Berlin - Die "Berliner Zeitung" hatte unter Berufung auf Regierungskreise berichtet, es sollten nicht nur die Steuern für die Treibstoffe, sondern auch die unterschiedlichen Kfz-Steuersätze für Benzin- und Dieselfahrzeuge angeglichen werden. Die Angleichung der Steuersätze für Benzin und Diesel sei Voraussetzung dafür, die Kraftfahrzeugsteuer langfristig abzuschaffen und auf die Mineralölsteuer umzulegen.
Für eine komplette Abschaffung der Kfz-Steuer hatte sich auch der schleswig-holsteinische Finanzminister Ralf Stegner (SPD) ausgesprochen. Zum Ausgleich solle die Mineralölsteuer erhöht werden.

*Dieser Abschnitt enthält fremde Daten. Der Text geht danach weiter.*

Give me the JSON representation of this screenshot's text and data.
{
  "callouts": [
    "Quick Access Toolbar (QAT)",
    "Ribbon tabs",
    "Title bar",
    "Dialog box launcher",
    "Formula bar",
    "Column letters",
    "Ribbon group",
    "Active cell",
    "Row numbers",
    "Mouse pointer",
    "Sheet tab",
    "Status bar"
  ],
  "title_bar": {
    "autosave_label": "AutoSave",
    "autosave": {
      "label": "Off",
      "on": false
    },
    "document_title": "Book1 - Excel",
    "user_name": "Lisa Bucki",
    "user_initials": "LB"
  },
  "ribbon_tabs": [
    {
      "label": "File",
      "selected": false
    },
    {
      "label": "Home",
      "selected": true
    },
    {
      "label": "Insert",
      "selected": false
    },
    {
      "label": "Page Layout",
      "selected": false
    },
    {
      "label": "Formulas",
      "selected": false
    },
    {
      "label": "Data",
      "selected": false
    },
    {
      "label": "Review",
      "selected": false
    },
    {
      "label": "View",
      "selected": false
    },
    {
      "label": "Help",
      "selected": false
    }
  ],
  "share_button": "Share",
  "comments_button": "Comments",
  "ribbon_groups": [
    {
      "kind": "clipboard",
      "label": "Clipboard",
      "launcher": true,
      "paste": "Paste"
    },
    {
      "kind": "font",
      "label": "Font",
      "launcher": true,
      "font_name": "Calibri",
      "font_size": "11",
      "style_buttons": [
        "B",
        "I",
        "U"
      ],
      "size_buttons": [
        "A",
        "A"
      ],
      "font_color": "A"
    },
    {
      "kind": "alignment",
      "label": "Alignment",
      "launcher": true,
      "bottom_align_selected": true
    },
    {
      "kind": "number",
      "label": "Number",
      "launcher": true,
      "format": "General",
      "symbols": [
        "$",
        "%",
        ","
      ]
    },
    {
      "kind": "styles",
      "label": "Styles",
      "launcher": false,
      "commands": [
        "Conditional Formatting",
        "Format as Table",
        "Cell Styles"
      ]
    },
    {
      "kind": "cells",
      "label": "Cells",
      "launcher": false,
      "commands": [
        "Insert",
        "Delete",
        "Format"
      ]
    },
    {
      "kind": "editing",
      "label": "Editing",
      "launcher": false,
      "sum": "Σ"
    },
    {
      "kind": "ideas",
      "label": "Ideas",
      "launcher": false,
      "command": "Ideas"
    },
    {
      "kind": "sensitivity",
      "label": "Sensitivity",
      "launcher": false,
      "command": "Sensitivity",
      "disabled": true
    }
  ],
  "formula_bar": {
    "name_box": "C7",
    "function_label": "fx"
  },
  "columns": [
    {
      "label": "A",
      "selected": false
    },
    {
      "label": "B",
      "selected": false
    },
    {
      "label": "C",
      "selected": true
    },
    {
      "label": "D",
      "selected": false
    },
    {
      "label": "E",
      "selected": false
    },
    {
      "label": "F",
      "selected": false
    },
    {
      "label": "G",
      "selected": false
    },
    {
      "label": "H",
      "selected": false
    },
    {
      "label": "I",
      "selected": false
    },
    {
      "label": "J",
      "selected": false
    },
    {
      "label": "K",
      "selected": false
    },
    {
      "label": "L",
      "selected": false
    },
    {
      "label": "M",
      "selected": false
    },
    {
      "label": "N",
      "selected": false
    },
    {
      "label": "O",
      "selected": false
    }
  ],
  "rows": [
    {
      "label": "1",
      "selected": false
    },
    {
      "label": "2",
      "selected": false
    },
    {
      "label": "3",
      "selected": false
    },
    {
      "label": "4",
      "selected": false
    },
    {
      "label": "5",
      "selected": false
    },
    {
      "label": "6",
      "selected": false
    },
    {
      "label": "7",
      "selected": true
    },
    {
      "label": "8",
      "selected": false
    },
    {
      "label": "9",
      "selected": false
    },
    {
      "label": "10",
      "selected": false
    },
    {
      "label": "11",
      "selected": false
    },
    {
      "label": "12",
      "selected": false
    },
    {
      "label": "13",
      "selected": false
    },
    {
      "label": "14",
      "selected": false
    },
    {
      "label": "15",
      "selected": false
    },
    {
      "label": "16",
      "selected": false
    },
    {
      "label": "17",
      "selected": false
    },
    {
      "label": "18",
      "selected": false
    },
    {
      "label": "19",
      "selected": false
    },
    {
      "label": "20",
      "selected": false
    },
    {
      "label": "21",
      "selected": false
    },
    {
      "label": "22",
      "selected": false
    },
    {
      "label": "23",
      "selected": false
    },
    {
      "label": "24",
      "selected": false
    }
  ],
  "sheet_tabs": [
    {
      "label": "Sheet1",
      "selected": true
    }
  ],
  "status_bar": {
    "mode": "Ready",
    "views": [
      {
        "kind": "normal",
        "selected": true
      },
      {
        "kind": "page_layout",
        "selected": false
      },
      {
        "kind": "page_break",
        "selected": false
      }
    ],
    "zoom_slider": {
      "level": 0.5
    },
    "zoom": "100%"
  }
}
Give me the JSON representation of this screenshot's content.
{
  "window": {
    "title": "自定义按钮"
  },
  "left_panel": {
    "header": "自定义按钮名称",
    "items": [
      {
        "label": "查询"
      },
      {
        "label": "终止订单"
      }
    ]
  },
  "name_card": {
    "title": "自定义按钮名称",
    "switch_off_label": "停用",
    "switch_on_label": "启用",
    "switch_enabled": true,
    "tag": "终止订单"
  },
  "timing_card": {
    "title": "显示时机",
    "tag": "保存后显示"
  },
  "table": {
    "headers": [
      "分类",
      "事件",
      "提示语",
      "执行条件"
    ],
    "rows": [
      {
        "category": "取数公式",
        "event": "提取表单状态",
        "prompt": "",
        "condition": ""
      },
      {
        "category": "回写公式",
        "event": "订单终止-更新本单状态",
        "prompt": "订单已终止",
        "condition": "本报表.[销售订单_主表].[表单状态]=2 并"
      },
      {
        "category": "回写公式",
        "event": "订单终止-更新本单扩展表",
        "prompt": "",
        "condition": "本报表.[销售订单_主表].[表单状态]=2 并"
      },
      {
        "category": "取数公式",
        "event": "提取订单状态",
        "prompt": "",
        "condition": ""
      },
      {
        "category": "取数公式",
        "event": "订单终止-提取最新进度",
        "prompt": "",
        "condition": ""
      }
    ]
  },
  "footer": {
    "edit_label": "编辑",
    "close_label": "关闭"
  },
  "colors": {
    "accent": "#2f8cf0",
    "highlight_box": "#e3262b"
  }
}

Hintergrund der Überlegungen ist die Einigung von Bund und Ländern in der Föderalismuskommission Anfang der Woche, dass der Bund künftig die Kompetenz für die Kfz-Steuer erhalten soll. "Bei den Verhandlungen in der Föderalismuskommission war klar, dass die Kfz-Steuer nicht dauerhaft erhalten bleibt", sagte Stegner.
Von einer Angleichung von Steuersätzen oder gar einer Aufhebung von Steuerarten könne nicht die Rede sein, sagte dagegen der Ministeriumssprecher des Bundesfinanzministers. Bekannt sei lediglich die Absicht, dem Bund bei der geplanten Föderalismus-Reform die Einnahmen aus der Kraftfahrzeugsteuer zukommen zu lassen, der im Gegenzug die Versicherungssteuer an die Länder abgibt.
Derzeit wird Diesel geringer besteuert als Benzin. Dafür ist die Kfz-Steuer für Diesel-Fahrzeuge erheblich höher.